Alors arrêtons une fois pour toutes, si cela est possible, de tourner autour des sempiternelles questions (messe dos au peuple, communion à genoux, latin etc...), recentrons-nous sur le message du Christ et accueillons Pierre, son représentant sur Terre.
Je serais un récent converti, quand j'entends cette insistance obstiné de certaines rédactions catholiques à ramener sur cette vision étroite, je pars en courant.
Et connaît-on le nombre des récents convertis qui partent en courant?
Devenir catholique, c'est, comme l'a dit le Christ, rejoindre des amis (vous êtes mes amis), une famille et pas une famille qui nourrit la division.
Écrit par : olivier le Pivain | 12/09/2008
DUQUESNE BOUGE ENCORE
> Jacques Duquesne vient parler de l'Eglise sur LCI.
Il ne semble pas le mieux placé pour parler de la foi chrétienne et encore moins pour l'expliquer :
http://www.mariedenazareth.com/4336.0.html
Écrit par : Annie | 12/09/2008
MAIS IL HABITE EN FACE
(message du 14 septembre)
> Vous ne savez pas la meilleure : Duquesne habite rue de Poissy, quasiment en face du collège des Bernardins.

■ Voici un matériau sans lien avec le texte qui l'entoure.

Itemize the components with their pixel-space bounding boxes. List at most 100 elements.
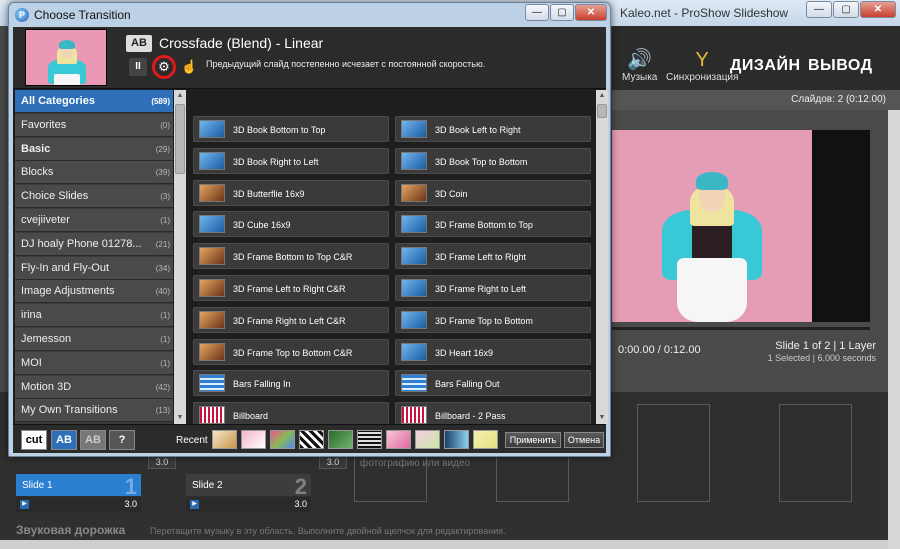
- category-item[interactable]: Basic (29): [15, 137, 173, 161]
- transition-tile[interactable]: 3D Frame Right to Left: [395, 275, 591, 301]
- preview-image: [612, 130, 812, 322]
- transition-tile[interactable]: Billboard - 2 Pass: [395, 402, 591, 424]
- app-close-button[interactable]: ✕: [860, 1, 896, 18]
- transition-thumbnail-icon: [199, 279, 225, 297]
- app-vertical-scrollbar[interactable]: [888, 110, 900, 549]
- ab-transition-alt-button[interactable]: AB: [80, 430, 106, 450]
- category-count: (0): [160, 120, 170, 130]
- audio-track[interactable]: Звуковая дорожка Перетащите музыку в эту…: [0, 520, 888, 540]
- gear-icon[interactable]: ⚙: [152, 55, 176, 79]
- transition-tile[interactable]: 3D Cube 16x9: [193, 211, 389, 238]
- transition-tile[interactable]: 3D Frame Top to Bottom C&R: [193, 338, 389, 365]
- scroll-up-icon[interactable]: ▲: [596, 90, 608, 102]
- category-item[interactable]: irina (1): [15, 304, 173, 328]
- transition-tile[interactable]: 3D Book Left to Right: [395, 116, 591, 142]
- transition-thumbnail-icon: [401, 310, 427, 329]
- recent-transition-thumb[interactable]: [415, 430, 440, 449]
- transition-tile[interactable]: 3D Frame Right to Left C&R: [193, 306, 389, 333]
- empty-slide-slot[interactable]: [779, 404, 852, 502]
- app-maximize-button[interactable]: ▢: [833, 1, 859, 18]
- transition-duration[interactable]: 3.0: [148, 455, 176, 469]
- transition-thumbnail-icon: [401, 151, 427, 170]
- transition-name: 3D Frame Bottom to Top: [435, 220, 533, 231]
- category-item[interactable]: Blocks (39): [15, 161, 173, 185]
- pause-button[interactable]: II: [129, 58, 147, 76]
- slide-card-2[interactable]: Slide 2 2 ▶ 3.0: [186, 474, 311, 512]
- transition-tile[interactable]: 3D Book Bottom to Top: [193, 116, 389, 142]
- category-item[interactable]: Choice Slides (3): [15, 185, 173, 209]
- category-item[interactable]: All Categories (589): [15, 90, 173, 113]
- category-item[interactable]: cvejiiveter (1): [15, 209, 173, 232]
- dialog-close-button[interactable]: ✕: [575, 4, 607, 21]
- empty-slide-slot[interactable]: [637, 404, 710, 502]
- transition-grid-scrollbar[interactable]: ▲ ▼: [596, 90, 608, 424]
- sync-tool[interactable]: Y Синхронизация: [666, 48, 738, 83]
- transition-tile[interactable]: Bars Falling Out: [395, 370, 591, 397]
- transition-tile[interactable]: 3D Frame Left to Right C&R: [193, 275, 389, 301]
- transition-duration[interactable]: 3.0: [319, 455, 347, 469]
- cut-transition-button[interactable]: cut: [21, 430, 47, 450]
- transition-tile[interactable]: 3D Frame Top to Bottom: [395, 306, 591, 333]
- app-minimize-button[interactable]: —: [806, 1, 832, 18]
- slide-card-1[interactable]: Slide 1 1 ▶ 3.0: [16, 474, 141, 512]
- dialog-maximize-button[interactable]: ▢: [550, 4, 574, 21]
- recent-transition-thumb[interactable]: [299, 430, 324, 449]
- scroll-up-icon[interactable]: ▲: [174, 90, 186, 102]
- ab-transition-button[interactable]: AB: [51, 430, 77, 450]
- recent-transition-thumb[interactable]: [473, 430, 498, 449]
- play-icon[interactable]: ▶: [20, 500, 29, 509]
- hand-pointer-icon[interactable]: ☝: [181, 58, 197, 76]
- recent-transition-thumb[interactable]: [386, 430, 411, 449]
- transition-tile[interactable]: 3D Frame Left to Right: [395, 243, 591, 270]
- transition-tile[interactable]: Billboard: [193, 402, 389, 424]
- transition-name: 3D Book Top to Bottom: [435, 156, 528, 167]
- scroll-down-icon[interactable]: ▼: [174, 412, 186, 424]
- music-tool[interactable]: 🔊 Музыка: [622, 48, 657, 83]
- app-horizontal-scrollbar[interactable]: [0, 540, 888, 549]
- app-window-title: Kaleo.net - ProShow Slideshow: [620, 6, 789, 20]
- transition-grid: 3D Book Bottom to Top 3D Book Left to Rig…: [187, 90, 595, 424]
- transition-tile[interactable]: 3D Book Right to Left: [193, 147, 389, 174]
- category-name: Favorites: [21, 118, 67, 131]
- transition-tile[interactable]: 3D Coin: [395, 179, 591, 206]
- help-button[interactable]: ?: [109, 430, 135, 450]
- category-item[interactable]: Favorites (0): [15, 113, 173, 137]
- transition-grid-scrollbar-thumb[interactable]: [597, 104, 607, 118]
- transition-tile[interactable]: 3D Book Top to Bottom: [395, 147, 591, 174]
- transition-thumbnail-icon: [401, 374, 427, 393]
- recent-transition-thumb[interactable]: [328, 430, 353, 449]
- transition-name: 3D Butterflie 16x9: [233, 188, 305, 199]
- tab-design[interactable]: ДИЗАЙН: [730, 57, 801, 75]
- category-scrollbar[interactable]: ▲ ▼: [174, 90, 186, 424]
- dialog-titlebar[interactable]: P Choose Transition — ▢ ✕: [9, 3, 610, 27]
- dialog-minimize-button[interactable]: —: [525, 4, 549, 21]
- play-icon[interactable]: ▶: [190, 500, 199, 509]
- category-item[interactable]: Motion 3D (42): [15, 375, 173, 399]
- recent-transition-thumb[interactable]: [357, 430, 382, 449]
- preview-progress-bar[interactable]: [612, 327, 870, 330]
- recent-transition-thumb[interactable]: [241, 430, 266, 449]
- transition-tile[interactable]: 3D Butterflie 16x9: [193, 179, 389, 206]
- slide-duration[interactable]: 3.0: [294, 499, 307, 509]
- transition-tile[interactable]: 3D Frame Bottom to Top: [395, 211, 591, 238]
- slide-duration[interactable]: 3.0: [124, 499, 137, 509]
- category-scrollbar-thumb[interactable]: [175, 104, 185, 174]
- recent-transition-thumb[interactable]: [212, 430, 237, 449]
- transition-tile[interactable]: Bars Falling In: [193, 370, 389, 397]
- category-item[interactable]: Jemesson (1): [15, 328, 173, 351]
- transition-tile[interactable]: 3D Frame Bottom to Top C&R: [193, 243, 389, 270]
- category-count: (1): [160, 311, 170, 321]
- category-item[interactable]: Fly-In and Fly-Out (34): [15, 256, 173, 280]
- transition-tile[interactable]: 3D Heart 16x9: [395, 338, 591, 365]
- scroll-down-icon[interactable]: ▼: [596, 412, 608, 424]
- tab-output[interactable]: ВЫВОД: [808, 57, 873, 75]
- category-item[interactable]: Image Adjustments (40): [15, 280, 173, 304]
- apply-button[interactable]: Применить: [505, 432, 561, 448]
- recent-transition-thumb[interactable]: [444, 430, 469, 449]
- figure-hat: [59, 40, 75, 49]
- category-item[interactable]: DJ hoaly Phone 01278... (21): [15, 232, 173, 256]
- category-item[interactable]: My Own Transitions (13): [15, 399, 173, 423]
- recent-transition-thumb[interactable]: [270, 430, 295, 449]
- cancel-button[interactable]: Отмена: [564, 432, 604, 448]
- category-item[interactable]: MOI (1): [15, 351, 173, 375]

Le 12 il était à son balcon et regardait la foule qui acclamait Benoit XVI remontant dans la papamobile. Duquesne n'avait pas l'air content du tout. D'autant que la foule l'a reconnu et lui a lancé quelques vannes, du genre : "ça y est, maintenant vous êtes complètement excommunié !". Pénible journée pour ce Géronte pénible.